Saturnalia: a great team returns with a thrilling, frightening prospect

With sparks rising and muttered incantations, Santa Ragione returns at last. This Italian micro-studio has taken us out into a perfect little galaxy in a ship we didn't know how to fly, set us breezing down 1970s highways and navigated clear-edged quantum tunnels. Now it's Sardinia, sometime in the early 1990s, and horrors are afoot in a small town. Find your matches. Call for your friends. Step into the expectant dark.

Saturnalia is a survival horror adventure and I've just played the time-limited ten-minute demo. Who knows, I may play it again when my wife comes back from work and the house is not so quiet. This is almost a roguelike, but Santa Ragione is so good at side-stepping traditions I don't really want to call it that. You play as a group of friends in town on a very bad night, trying to make your way through the murk and mists and survive in amidst threatening rituals. You play as this group one at a time. They're your lives, I guess. And they can die.

Things randomise each time, I gather, but the mood remains the same.

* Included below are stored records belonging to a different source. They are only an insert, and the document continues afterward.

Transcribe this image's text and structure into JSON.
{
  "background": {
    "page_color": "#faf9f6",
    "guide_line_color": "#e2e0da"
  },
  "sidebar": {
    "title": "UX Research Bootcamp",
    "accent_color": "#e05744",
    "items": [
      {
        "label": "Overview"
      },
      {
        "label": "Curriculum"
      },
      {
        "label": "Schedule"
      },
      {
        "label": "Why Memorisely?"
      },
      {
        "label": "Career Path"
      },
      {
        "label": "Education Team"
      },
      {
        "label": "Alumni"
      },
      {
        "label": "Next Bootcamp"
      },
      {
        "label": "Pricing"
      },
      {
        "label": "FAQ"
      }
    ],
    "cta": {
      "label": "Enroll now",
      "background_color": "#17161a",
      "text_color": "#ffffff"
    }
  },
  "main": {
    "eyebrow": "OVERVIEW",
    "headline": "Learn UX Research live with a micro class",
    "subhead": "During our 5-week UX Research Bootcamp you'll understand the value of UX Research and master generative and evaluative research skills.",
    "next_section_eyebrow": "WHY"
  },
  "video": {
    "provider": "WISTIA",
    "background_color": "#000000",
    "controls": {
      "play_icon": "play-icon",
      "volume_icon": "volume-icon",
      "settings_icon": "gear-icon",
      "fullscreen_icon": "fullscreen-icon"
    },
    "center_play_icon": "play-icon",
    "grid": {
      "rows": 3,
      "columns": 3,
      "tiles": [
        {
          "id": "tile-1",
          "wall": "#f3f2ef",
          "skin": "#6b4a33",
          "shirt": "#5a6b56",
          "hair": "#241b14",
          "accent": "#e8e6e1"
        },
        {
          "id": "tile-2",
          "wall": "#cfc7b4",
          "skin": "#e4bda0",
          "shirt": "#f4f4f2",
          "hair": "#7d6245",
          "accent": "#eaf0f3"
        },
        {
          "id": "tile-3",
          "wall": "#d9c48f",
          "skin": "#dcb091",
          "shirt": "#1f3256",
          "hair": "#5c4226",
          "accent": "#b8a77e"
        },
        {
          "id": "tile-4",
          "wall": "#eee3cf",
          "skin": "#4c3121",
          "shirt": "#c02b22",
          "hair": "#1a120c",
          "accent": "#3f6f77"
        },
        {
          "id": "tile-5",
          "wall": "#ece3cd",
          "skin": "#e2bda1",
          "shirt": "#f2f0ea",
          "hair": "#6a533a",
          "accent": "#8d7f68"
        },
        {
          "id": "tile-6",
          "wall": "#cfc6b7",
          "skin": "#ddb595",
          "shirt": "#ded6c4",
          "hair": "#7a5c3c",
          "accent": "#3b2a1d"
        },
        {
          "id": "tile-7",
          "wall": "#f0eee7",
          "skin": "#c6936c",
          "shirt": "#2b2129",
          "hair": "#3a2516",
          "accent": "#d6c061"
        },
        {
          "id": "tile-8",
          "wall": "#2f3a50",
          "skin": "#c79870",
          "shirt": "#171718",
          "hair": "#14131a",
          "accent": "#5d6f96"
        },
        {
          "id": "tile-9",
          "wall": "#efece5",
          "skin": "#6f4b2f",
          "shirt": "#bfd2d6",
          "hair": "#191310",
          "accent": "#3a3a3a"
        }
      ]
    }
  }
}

This is lovely stuff to look at, dark streets a little too narrow, buildings a little too prison-like, all delivered with hectic ever-shifting pencil shading as if the night is being hatched into being around you. I started in a church. It was almost too dark to see anything so I lit one of a handful of matches I'd been given, the gloom giving out in a sort of sulfurous yellow cloud that flickered as I walked. Doors were locked. A staircase beckoned. I fumbled around, opened a door to the outside, picked up a key that might come in handy later and then stepped outside and was immediately killed by a shadow that had been stalking me.